3.      Meanwhile, in another bowl, combine all of the filling ingredients and gently mix. (You don’t want it to be wet and runny, so drain excess juices as needed)
4.      To form the tamales: take one of the longest corn husks and cut it into strips about ¼ - ½ inch in length or cut lengths of string for tying the tamales. Take a soaked corn husk (or parchment paper or banana leaf) and cover it with the masa dough, about ¼ - ½ inch thick, leaving about an inch or so of border (I don’t know the exact amount of dough used, but you can do more or less to taste and you’ll start to get a feel for it after you do a few). Spread a thick strip of fillings in the center of your dough and then gently fold the sides of the husk towards each other so that the masa dough folds over the filling. Keep the tamale in the folded cylinder shape and then take the thin, open bottom and fold it upwards. Secure this end with a strip of corn husk or string and leave the top open.
5.      Repeat this process until you run out of husks for dough or filling and then place the finished tamales in a tall steamer, open ends facing up so that they are all standing and nestled in with each other. If you need to fill in spaces, you can used crumpled foil.)
6.      Keep covered with a lid and let steam for 40-50 min, until the dough as deepened and color and easily pulls away from the husk (my tamale kit instructions said 1 hour. I think I went about 50 and they were fine.)
7.      Serve the tamales hot or warm or store them for later, they reheat quite nicely. There is no one condiment to go with tamales as they are eaten all over the world and made with all kinds of ingredients, so you can do some research and pick a country you want to represent, or just go with your favs like I did: fresh tomatoes, cilantro, plain yogurt, hot sauce. Mmmm :)
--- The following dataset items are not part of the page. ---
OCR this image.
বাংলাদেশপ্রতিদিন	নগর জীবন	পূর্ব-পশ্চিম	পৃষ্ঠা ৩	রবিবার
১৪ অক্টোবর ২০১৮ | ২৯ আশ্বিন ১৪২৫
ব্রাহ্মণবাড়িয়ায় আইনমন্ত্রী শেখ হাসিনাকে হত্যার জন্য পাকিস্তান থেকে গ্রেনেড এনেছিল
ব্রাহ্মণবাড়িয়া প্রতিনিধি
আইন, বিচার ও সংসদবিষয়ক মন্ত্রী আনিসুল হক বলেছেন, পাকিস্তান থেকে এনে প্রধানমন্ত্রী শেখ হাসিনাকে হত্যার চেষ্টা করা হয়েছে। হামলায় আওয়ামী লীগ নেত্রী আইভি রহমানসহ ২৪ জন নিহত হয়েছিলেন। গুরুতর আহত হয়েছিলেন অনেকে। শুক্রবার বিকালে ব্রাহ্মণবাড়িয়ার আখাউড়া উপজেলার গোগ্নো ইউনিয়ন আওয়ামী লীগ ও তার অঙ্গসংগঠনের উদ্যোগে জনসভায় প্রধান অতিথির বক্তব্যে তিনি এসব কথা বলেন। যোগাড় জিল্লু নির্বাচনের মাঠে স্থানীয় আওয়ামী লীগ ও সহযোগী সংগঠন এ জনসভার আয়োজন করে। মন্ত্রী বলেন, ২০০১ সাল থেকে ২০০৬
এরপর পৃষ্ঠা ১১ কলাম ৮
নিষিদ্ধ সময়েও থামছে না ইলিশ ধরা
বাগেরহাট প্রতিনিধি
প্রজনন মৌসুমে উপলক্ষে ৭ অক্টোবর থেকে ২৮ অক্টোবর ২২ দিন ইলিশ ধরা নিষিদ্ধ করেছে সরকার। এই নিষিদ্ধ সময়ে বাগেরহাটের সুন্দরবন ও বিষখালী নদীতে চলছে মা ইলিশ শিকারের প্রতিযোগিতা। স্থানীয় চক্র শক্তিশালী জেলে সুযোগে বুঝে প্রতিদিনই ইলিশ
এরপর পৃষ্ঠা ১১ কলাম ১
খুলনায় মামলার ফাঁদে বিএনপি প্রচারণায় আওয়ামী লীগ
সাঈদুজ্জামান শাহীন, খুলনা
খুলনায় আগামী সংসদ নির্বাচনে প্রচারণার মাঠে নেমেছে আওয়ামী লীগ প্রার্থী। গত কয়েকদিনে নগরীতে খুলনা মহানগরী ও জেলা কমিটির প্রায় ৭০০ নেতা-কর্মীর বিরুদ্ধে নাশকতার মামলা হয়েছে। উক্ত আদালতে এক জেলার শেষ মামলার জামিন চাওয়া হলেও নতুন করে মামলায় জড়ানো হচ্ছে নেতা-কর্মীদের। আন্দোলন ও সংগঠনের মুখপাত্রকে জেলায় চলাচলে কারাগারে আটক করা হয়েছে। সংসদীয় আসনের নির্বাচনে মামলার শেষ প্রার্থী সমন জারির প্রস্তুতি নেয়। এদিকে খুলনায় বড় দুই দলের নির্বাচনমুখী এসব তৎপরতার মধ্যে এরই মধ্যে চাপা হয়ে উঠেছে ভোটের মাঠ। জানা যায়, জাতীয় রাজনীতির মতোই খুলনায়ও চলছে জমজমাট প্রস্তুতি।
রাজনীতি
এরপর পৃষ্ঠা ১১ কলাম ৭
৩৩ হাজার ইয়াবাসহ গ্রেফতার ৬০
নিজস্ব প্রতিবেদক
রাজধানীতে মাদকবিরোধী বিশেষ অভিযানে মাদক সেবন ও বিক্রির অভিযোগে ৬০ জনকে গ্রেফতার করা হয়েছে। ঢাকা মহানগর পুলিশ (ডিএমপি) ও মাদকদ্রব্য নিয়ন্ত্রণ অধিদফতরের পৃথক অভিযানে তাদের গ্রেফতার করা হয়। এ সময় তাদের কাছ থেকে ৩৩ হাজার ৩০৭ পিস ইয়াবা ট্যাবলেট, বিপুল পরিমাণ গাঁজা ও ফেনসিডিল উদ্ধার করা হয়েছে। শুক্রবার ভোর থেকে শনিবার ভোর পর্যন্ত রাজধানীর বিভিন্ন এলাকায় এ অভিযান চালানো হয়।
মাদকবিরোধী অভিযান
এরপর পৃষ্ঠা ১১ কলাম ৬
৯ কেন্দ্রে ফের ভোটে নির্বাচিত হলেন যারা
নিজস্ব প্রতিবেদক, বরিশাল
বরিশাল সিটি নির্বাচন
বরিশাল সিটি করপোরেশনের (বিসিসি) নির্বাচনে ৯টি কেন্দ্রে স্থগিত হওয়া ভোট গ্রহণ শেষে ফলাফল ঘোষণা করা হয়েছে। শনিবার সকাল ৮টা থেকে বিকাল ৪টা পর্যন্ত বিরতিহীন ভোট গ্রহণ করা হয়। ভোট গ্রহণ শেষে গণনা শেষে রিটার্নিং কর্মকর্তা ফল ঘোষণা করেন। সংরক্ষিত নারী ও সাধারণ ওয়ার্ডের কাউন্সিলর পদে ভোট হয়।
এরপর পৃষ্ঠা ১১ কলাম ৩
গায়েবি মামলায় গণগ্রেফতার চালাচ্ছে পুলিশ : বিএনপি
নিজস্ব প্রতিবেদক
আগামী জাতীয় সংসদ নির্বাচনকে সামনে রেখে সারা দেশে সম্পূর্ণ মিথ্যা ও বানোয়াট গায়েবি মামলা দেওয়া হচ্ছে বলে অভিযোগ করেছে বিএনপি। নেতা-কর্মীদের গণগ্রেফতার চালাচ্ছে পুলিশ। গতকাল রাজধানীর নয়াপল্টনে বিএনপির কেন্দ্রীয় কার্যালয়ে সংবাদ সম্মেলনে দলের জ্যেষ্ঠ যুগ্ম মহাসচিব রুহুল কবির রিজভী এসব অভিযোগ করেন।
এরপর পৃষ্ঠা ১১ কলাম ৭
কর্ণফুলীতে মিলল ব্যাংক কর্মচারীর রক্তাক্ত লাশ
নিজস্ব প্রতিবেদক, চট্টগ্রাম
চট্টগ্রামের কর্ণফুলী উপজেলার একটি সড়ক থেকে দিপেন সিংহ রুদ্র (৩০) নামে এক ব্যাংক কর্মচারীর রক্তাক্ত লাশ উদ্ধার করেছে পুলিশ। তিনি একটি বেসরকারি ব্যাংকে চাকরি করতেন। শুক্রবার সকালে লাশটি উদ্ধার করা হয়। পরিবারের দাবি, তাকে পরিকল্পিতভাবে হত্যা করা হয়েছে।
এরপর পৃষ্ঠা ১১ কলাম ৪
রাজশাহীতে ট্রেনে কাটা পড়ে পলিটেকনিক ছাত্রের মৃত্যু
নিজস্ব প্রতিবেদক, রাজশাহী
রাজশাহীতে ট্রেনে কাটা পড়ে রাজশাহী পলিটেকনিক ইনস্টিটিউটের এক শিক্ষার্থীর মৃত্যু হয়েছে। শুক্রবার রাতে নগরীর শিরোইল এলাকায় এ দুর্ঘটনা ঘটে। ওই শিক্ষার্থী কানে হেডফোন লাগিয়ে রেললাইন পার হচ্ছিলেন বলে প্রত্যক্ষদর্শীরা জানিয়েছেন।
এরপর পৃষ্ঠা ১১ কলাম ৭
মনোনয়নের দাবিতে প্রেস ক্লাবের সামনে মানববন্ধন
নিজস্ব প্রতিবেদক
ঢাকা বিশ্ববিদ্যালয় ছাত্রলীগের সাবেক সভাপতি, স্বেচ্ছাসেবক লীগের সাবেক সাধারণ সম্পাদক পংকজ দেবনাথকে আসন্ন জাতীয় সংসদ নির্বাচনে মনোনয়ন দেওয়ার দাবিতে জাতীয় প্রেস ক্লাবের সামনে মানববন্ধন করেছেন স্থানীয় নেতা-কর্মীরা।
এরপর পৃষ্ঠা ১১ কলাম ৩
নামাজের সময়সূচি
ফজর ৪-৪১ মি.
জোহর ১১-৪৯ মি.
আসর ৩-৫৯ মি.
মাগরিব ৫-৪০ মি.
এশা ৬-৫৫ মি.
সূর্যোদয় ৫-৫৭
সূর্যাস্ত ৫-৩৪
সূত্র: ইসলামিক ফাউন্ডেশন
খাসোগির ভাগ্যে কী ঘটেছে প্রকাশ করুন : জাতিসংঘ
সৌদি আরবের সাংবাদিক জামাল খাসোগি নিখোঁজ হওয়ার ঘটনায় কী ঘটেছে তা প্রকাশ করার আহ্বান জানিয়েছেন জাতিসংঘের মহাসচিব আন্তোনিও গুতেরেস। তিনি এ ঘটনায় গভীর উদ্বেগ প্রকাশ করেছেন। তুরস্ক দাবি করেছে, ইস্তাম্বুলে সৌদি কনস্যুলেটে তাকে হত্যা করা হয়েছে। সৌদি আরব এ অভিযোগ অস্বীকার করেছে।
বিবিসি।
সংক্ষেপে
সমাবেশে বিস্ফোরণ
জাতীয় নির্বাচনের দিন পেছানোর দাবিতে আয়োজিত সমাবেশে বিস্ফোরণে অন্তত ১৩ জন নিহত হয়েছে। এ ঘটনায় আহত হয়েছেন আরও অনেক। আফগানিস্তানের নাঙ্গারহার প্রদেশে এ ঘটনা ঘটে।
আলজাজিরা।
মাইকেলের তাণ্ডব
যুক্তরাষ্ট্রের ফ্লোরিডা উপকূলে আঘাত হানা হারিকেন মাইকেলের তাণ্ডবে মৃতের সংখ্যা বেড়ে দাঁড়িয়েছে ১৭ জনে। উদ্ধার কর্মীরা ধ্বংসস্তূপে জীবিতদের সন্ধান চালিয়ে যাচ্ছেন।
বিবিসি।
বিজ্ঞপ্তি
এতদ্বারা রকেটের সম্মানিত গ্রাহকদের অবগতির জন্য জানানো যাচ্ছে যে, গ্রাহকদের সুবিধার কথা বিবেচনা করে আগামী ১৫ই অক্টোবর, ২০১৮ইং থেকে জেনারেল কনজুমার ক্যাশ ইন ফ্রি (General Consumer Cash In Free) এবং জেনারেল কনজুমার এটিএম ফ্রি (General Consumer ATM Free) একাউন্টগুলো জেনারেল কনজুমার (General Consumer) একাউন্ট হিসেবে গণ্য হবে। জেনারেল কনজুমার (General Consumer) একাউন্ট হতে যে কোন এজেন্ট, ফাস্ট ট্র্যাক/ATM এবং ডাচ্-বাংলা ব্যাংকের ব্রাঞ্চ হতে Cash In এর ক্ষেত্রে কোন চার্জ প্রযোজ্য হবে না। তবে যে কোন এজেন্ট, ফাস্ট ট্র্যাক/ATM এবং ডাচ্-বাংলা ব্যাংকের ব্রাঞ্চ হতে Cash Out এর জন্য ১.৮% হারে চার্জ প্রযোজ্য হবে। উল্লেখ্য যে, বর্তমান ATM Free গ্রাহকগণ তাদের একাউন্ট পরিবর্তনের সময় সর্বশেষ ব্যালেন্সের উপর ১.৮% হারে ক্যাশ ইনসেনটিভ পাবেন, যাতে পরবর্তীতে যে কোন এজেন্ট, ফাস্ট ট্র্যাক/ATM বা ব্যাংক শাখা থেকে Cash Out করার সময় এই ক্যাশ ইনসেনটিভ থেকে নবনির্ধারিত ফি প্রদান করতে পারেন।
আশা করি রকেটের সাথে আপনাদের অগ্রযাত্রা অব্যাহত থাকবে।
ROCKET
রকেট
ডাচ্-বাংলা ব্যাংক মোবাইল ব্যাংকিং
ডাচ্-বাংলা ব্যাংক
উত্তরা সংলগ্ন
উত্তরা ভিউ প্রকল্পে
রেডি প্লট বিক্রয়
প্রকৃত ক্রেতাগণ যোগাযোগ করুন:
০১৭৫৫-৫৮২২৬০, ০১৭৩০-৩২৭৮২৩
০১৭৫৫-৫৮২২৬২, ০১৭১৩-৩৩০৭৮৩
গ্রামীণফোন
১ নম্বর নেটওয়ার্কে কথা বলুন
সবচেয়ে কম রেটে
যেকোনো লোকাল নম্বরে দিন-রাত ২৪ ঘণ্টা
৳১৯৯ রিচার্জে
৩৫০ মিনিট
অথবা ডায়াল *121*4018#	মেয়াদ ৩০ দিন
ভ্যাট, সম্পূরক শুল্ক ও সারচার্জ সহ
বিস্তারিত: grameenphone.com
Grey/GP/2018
Not my ideal choice, but still a fun experiment

Using veggie stock over water, was def a good choice.
HUGE flavor enhancer!

This is a corn case you didn't know...

This is the amount of dough/filling
I used for mine and it worked well.
Like I said, you get the feel for what
works and what you like.

Unfortunately....I didn't pay very close attention
to how to fold these correctly. I tried to seal them
up like burritos, but really, the top should be open.
This will make your like SO much easier.

It's not that burritos aren't cute, buut
this was the only one that really worked out,
plus it's just a pain in the butt to fold a corn
husk more than you need to.

I don't know how steaming masa dough turns it
into this cool cooked substance that is really yummy,
but whoever thought of it was pretty genius.

It's like Christmas all over again! Did I
mention my brother ate like 4 or 5 of these in
one sitting? - my brother who just got back
from Costa Rica and ate tamales made my
locals?? He said these were gooooood.
He could have been lying. Or just hungry
like most army boys, but for messing
around with these and not doing them
quite right I'll take what I can get :)

Thanks for reading, it's good to be back :) happee cooking!